Harry Houdini Mysteries: The Floating Lady Murders
“. . . well-crafted . . .”
Every magician has a trick that he dreams about performing and spends years perfecting. In 1898, for Harry Kellar, “the dean of American magicians” it is The Floating Lady. It would be no mere levitation—that’s been done. Kellar’s idea is that the lady not only floats, she floats out into the audience, above their heads. Amazing, spectacular, and it would seal Kellar’s reputation as a great magician.
Kellar’s mentor, The Wizard of Kalliffa (real name Duncan McGregor), was not able to pull it off—as a matter of fact the night he premiered it, Mrs. Macgregor (in her guise as the floating lady) fell to her death. It ruined McGregor, who fell on hard times and drank his life away. But Kellar is determined to premier the illusion on the 25th anniversary of that attempt, now just a few days away. And he hasn’t yet perfected the trick.
Harry Houdini, his wife Bess and brother Dash are hired by Kellar. They come up with a way to make the illusion work. But as you probably already guessed, the tragedy repeats itself—with one difference: the lady doesn’t die of injuries from falling, she drowns. Now that, my friends, is an illusion.

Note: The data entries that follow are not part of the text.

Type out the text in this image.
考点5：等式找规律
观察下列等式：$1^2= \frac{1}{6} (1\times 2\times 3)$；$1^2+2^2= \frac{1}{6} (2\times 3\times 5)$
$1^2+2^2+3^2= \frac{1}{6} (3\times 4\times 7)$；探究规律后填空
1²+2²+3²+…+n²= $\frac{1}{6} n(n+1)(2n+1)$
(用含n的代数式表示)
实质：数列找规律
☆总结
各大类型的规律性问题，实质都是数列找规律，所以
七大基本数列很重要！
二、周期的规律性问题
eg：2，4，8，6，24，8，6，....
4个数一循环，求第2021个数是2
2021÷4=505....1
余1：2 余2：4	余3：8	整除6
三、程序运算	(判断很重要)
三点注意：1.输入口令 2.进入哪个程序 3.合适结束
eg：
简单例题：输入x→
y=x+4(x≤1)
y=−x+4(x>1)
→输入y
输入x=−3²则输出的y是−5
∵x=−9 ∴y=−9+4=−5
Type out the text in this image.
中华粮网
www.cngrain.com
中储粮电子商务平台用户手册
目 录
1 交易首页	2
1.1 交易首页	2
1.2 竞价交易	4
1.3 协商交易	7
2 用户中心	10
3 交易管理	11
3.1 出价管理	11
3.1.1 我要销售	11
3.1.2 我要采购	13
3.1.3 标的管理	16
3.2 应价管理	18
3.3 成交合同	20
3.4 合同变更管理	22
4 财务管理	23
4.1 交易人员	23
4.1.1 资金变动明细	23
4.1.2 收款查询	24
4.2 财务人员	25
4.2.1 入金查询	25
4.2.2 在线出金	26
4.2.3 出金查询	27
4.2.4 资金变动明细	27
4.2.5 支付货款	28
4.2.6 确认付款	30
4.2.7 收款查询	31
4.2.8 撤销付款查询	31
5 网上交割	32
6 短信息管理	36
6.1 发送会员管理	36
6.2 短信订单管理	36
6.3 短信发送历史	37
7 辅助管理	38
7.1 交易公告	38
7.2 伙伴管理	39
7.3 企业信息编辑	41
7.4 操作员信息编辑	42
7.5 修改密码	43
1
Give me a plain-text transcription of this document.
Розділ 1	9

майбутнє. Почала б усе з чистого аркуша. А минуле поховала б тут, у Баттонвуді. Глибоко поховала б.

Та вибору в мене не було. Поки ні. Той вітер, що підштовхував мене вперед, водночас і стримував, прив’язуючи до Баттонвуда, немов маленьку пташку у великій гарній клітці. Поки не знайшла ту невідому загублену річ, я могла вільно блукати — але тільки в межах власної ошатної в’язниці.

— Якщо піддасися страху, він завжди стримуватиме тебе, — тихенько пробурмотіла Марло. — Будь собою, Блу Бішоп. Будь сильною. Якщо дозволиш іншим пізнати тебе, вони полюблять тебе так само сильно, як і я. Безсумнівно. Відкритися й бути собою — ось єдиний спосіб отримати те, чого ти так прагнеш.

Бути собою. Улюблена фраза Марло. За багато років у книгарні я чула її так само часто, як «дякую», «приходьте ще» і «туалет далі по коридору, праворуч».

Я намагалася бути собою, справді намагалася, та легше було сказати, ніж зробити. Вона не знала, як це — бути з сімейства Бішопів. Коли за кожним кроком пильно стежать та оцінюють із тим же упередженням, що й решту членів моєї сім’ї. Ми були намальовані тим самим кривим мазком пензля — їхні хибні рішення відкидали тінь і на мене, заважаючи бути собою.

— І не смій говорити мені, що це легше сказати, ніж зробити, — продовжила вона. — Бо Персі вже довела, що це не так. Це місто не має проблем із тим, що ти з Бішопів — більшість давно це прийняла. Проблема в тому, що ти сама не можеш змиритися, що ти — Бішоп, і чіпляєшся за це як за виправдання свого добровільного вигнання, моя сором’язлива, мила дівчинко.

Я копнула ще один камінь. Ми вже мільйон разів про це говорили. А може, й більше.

This is another well-crafted entry in the Harry Houdini mysteries series. The ways Harry and Dash dream up for the illusion to work, then discount them, provides a window into what makes a great trick. It shows the author’s skill (who is also a magician) giving the reader a very convincing peek backstage at the world of magic.
Don’t despair over knowing how this one illusion is preformed—there are plenty of others that will keep you guessing as well.